Bazodee is a Caribbean word meaning confused – it’s used to describe the feelings of Natalie’s character Anita, a dutiful daughter who is due to marry wealthy Bharat but has her head turned by fun loving musician Lee, played by Soca superstar Machel Montano. Will she play safe or follow her heart?
And while there are songs and dancing involved, this is not Bollywood – it’s more about the infectious rhythms of Soca music and the fun of Carnival.
“It’s a light film. I think people who see it will leave with a big smile on their faces – that and a desire to go to Trinidad and Tobago and experience carnival, the beaches, everything.”
“But at the same time it does have these themes running through it, of a sense of duty to your family, and having to choose between your head and heart. These are themes that I think lots of people can relate to, whatever their background.”
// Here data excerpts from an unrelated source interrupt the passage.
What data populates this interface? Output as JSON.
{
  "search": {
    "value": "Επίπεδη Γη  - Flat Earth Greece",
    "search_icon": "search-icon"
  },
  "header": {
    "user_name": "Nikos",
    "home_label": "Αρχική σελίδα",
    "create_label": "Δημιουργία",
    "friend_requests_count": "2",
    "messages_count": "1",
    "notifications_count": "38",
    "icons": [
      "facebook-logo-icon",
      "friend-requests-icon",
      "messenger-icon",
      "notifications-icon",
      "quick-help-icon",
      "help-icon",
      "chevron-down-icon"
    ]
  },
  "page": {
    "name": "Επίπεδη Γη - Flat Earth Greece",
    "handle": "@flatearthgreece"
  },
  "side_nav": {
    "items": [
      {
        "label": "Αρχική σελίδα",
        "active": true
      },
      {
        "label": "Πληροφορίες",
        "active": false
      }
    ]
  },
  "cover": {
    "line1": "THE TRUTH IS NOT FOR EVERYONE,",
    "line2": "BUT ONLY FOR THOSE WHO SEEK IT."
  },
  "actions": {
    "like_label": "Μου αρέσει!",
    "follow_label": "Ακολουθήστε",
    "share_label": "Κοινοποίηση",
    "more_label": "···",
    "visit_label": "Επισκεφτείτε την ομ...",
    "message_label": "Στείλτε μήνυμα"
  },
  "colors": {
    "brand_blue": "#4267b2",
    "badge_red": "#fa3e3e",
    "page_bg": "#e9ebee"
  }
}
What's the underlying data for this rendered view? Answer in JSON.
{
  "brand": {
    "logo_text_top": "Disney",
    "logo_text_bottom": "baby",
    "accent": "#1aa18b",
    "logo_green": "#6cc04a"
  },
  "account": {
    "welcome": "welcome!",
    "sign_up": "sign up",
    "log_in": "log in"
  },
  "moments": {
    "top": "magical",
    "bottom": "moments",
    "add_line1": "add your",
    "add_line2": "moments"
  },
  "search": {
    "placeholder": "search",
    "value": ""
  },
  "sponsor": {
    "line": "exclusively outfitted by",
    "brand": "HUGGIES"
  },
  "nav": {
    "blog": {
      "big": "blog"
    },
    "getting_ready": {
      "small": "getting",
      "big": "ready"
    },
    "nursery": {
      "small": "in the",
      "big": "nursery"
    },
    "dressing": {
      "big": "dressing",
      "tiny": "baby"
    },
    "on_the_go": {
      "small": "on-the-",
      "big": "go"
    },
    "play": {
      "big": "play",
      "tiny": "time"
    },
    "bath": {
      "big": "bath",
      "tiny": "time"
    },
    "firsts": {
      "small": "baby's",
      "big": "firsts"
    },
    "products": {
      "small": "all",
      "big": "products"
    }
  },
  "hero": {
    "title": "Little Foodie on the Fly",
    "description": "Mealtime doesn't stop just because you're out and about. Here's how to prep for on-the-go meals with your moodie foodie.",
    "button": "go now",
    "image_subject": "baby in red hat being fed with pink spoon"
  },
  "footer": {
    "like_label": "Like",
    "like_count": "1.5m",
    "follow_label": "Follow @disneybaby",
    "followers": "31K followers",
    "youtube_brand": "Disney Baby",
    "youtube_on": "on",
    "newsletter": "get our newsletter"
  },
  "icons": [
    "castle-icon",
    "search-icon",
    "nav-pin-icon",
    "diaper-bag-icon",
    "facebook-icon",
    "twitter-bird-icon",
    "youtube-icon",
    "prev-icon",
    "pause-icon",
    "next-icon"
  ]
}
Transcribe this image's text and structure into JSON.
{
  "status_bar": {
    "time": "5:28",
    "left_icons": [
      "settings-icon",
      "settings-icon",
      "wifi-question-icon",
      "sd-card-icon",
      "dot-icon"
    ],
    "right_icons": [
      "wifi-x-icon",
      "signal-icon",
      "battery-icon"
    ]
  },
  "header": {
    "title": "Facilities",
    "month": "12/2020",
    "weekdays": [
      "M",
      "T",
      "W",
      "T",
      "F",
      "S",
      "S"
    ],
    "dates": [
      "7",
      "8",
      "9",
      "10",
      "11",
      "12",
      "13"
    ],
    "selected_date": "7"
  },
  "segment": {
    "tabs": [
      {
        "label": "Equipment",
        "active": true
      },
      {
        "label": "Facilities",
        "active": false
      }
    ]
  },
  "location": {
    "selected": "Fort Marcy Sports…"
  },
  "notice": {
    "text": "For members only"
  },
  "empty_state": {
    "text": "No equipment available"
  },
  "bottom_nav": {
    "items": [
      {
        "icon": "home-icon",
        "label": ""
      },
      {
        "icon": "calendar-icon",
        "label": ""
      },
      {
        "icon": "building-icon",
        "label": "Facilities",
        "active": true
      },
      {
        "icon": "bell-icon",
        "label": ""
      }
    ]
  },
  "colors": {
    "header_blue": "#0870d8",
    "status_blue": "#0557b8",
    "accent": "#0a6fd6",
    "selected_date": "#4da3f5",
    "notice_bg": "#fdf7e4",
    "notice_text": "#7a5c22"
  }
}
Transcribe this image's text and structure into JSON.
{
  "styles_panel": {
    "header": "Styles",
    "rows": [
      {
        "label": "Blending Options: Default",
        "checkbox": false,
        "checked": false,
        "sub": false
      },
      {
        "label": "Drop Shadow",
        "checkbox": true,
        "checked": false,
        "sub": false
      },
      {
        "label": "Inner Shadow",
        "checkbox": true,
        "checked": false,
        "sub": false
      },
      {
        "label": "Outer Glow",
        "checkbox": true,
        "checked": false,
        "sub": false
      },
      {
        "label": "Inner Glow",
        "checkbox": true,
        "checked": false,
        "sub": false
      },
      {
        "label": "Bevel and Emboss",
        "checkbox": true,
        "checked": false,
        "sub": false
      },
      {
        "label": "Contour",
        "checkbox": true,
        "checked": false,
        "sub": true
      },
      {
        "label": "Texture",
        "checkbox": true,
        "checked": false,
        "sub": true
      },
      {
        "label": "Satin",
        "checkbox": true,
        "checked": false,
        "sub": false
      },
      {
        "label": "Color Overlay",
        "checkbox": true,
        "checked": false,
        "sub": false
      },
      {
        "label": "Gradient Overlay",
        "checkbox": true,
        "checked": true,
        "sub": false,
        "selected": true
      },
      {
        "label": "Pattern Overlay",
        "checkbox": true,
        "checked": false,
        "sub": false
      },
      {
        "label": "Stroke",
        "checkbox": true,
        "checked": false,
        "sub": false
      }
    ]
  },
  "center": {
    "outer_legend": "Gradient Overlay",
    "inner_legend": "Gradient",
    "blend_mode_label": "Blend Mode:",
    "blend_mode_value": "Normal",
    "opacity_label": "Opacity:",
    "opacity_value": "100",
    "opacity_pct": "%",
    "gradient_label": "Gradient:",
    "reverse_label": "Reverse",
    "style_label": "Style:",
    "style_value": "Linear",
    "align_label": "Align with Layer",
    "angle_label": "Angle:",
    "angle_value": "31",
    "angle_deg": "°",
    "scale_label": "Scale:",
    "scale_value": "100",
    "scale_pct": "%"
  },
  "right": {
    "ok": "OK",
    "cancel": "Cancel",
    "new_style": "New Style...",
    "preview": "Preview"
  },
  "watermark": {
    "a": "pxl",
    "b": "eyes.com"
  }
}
It is the first time that films from the London Asian Film Festival have come to Leicester, specially curated for the city. Phoenix is showing seven films over four days in the Leicester Asian Film Festival.
“Festivals like the London and Leicester Asian Film Festivals are really important because they’re creating a platform to tell these stories. Most of them are universal so anyone could go and see them and relate to them.”
“Without the festival I think some of these stories would be lost, and they are so wonderful and varied. A lot of the time these minority stories, actors or directors don’t get as much exposure because they are told that their stories are not relatable.”
With recent debates about diversity and equality in the film industry and the successes of films like Twelve Years a Slave and Moonlight, it feels like things are evolving.
“One of the things we’ve seen recently is that there are people out there who have been fighting for more opportunities for themselves and they are now getting them. It’s giving more people confidence to create more opportunities. But we still need more minority writers – without them we won’t be able to get our stories out.”
She laughs when I ask if she has any advice for aspiring actors and says: “I’m not sure I’m the right person to be handing out advice, but I have got very used to waiting and keeping my fingers crossed. But I’m not very good at it, I need to keep being creative keep doing things. That’s why I got into writing, something I didn’t imagine myself doing originally.”
It led to her writing a short film, which is also being screened at London Asian Film Festival. Diversity was a core issue for the producers, reflected in the number of women crew members.
“One of the things I want to see is more women in front of and behind the camera. The inspiration came from working on Bazodee, which was so diverse. You learn so much by working with different people. There were so many different nationalities but we were having this wonderful experience together.”
The Leicester Asian Film Festival runs from Thu 16 to Sun 19 Mar. Bazodee is on Sat 18 Mar at 7.30pm.